Comment:  The warnings from Tehran come as President Donald Trump is facing a critical deadline on May 12 to either continue sanctions waiver or reinstate nuclear-related sanctions on Tehran and literally walk away from the JCPOA. In January, Trump reluctantly waived sanctions but emphasized that he was doing so for the last time and would “terminate” the deal unless European powers and US Congress come up with a plan to fix the loopholes of the Iran deal. Trump’s key demands were to make restrictions imposed on Iran within JCPOA permanent; force Iran to allow international inspectors to inspect the country’s military sites for any nuclear activities; curb Iran’s ballistic missile program; and push back against Iran’s malign activities in the Middle East. But as the May 12 deadline is approaching, neither Congress nor European powers have been able to draw up such a plan as Tehran has rejected all these demands.

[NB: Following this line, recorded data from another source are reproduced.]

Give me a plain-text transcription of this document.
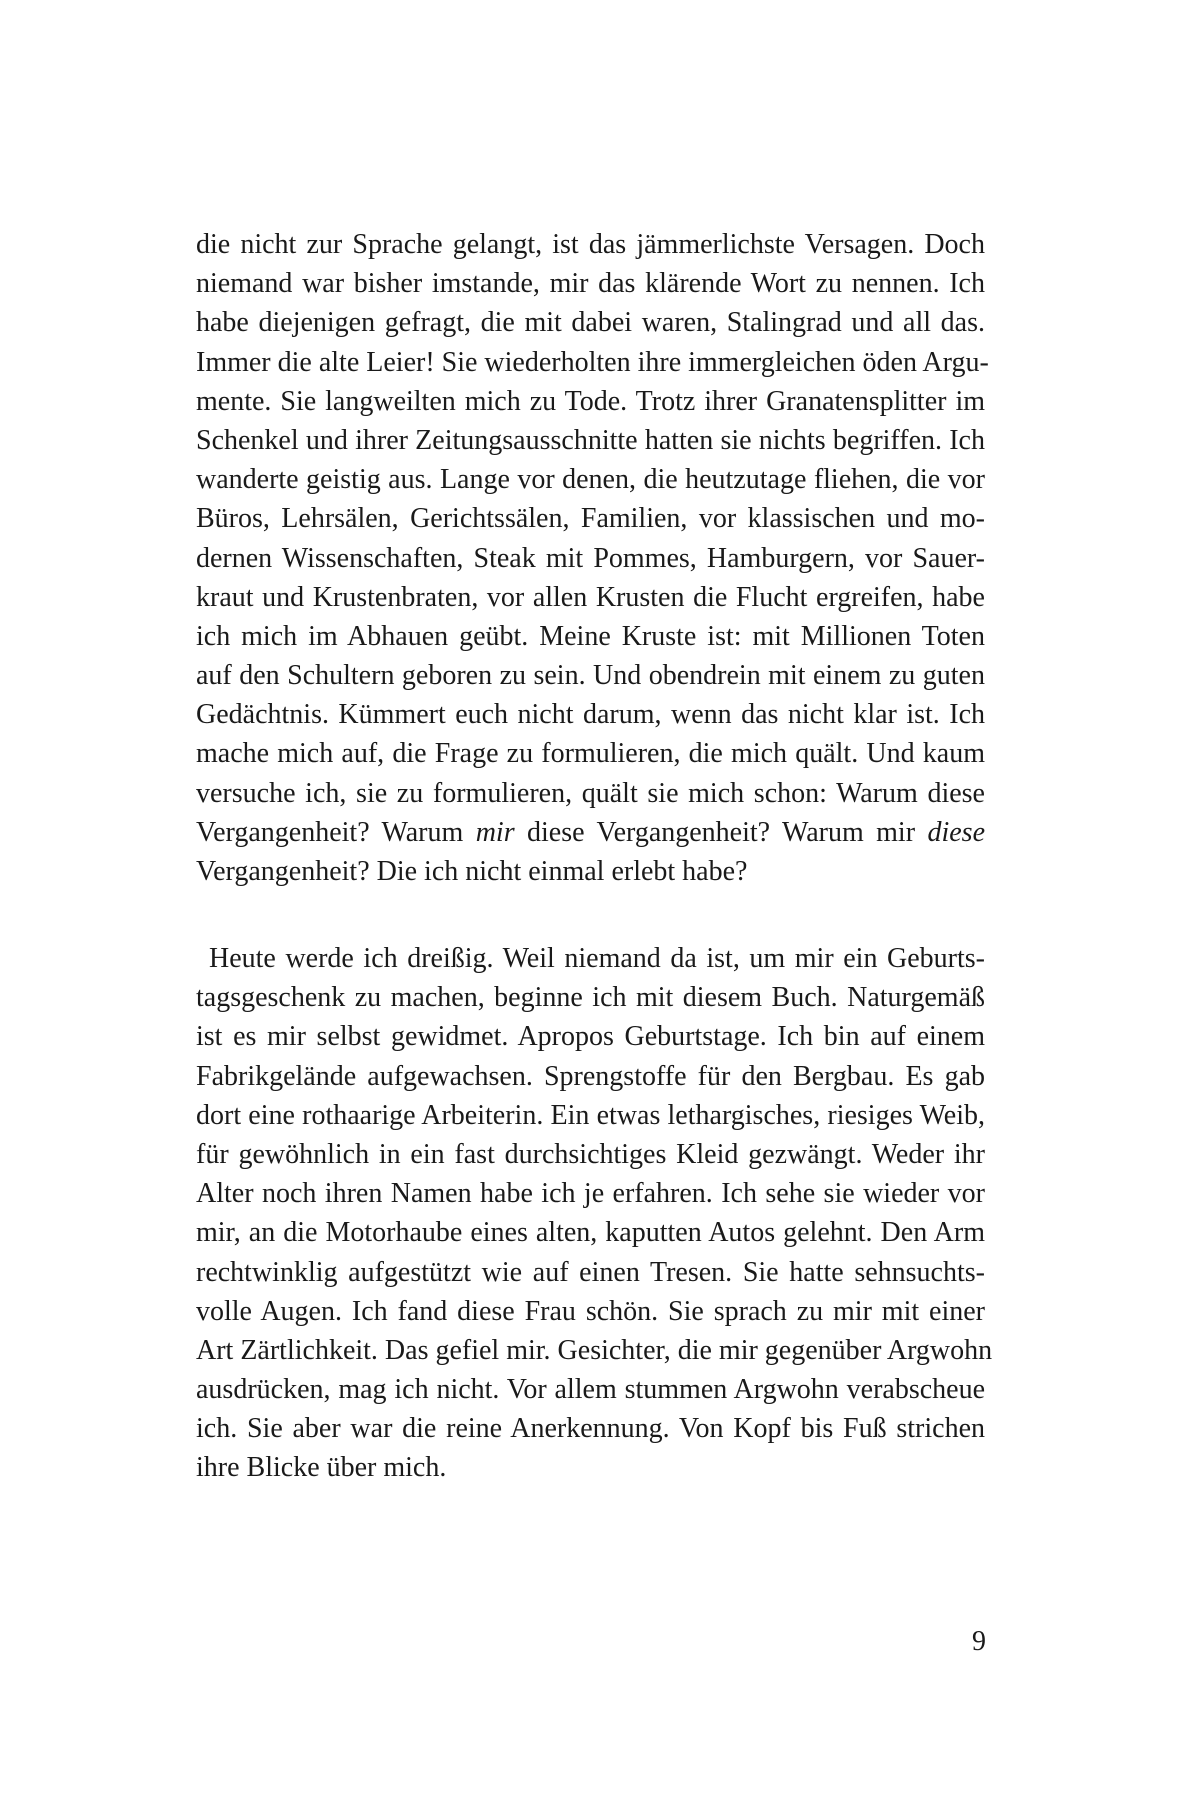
die nicht zur Sprache gelangt, ist das jämmerlichste Versagen. Doch
niemand war bisher imstande, mir das klärende Wort zu nennen. Ich
habe diejenigen gefragt, die mit dabei waren, Stalingrad und all das.
Immer die alte Leier! Sie wiederholten ihre immergleichen öden Argu-
mente. Sie langweilten mich zu Tode. Trotz ihrer Granatensplitter im
Schenkel und ihrer Zeitungsausschnitte hatten sie nichts begriffen. Ich
wanderte geistig aus. Lange vor denen, die heutzutage fliehen, die vor
Büros, Lehrsälen, Gerichtssälen, Familien, vor klassischen und mo-
dernen Wissenschaften, Steak mit Pommes, Hamburgern, vor Sauer-
kraut und Krustenbraten, vor allen Krusten die Flucht ergreifen, habe
ich mich im Abhauen geübt. Meine Kruste ist: mit Millionen Toten
auf den Schultern geboren zu sein. Und obendrein mit einem zu guten
Gedächtnis. Kümmert euch nicht darum, wenn das nicht klar ist. Ich
mache mich auf, die Frage zu formulieren, die mich quält. Und kaum
versuche ich, sie zu formulieren, quält sie mich schon: Warum diese
Vergangenheit? Warum mir diese Vergangenheit? Warum mir diese
Vergangenheit? Die ich nicht einmal erlebt habe?
Heute werde ich dreißig. Weil niemand da ist, um mir ein Geburts-
tagsgeschenk zu machen, beginne ich mit diesem Buch. Naturgemäß
ist es mir selbst gewidmet. Apropos Geburtstage. Ich bin auf einem
Fabrikgelände aufgewachsen. Sprengstoffe für den Bergbau. Es gab
dort eine rothaarige Arbeiterin. Ein etwas lethargisches, riesiges Weib,
für gewöhnlich in ein fast durchsichtiges Kleid gezwängt. Weder ihr
Alter noch ihren Namen habe ich je erfahren. Ich sehe sie wieder vor
mir, an die Motorhaube eines alten, kaputten Autos gelehnt. Den Arm
rechtwinklig aufgestützt wie auf einen Tresen. Sie hatte sehnsuchts-
volle Augen. Ich fand diese Frau schön. Sie sprach zu mir mit einer
Art Zärtlichkeit. Das gefiel mir. Gesichter, die mir gegenüber Argwohn
ausdrücken, mag ich nicht. Vor allem stummen Argwohn verabscheue
ich. Sie aber war die reine Anerkennung. Von Kopf bis Fuß strichen
ihre Blicke über mich.
9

However, in a joint press conference with French President Emmanuel Macron this afternoon, Trump hinted that he is open to a French proposal to keep the Iran deal and expand its provisions to address Tehran’s missile program, regional role, and post-JCPOA nuclear activities. “Nobody knows what I’m going to do on the 12th, although Mr. President, you have a pretty good idea,” Trump said, pointing to Macron, who winked at him in approval. “But we’ll see. But we’ll see also if I do what some people expect, whether or not it will be possible to do a new deal with solid foundations. Because this is a deal with decayed foundations. It’s a bad deal. It’s a bad structure. It’s falling down. It should have never, ever been made.”

Tehran has threatened to also walk away from the deal and resume high-level nuclear enrichment if Washington leaves the accord.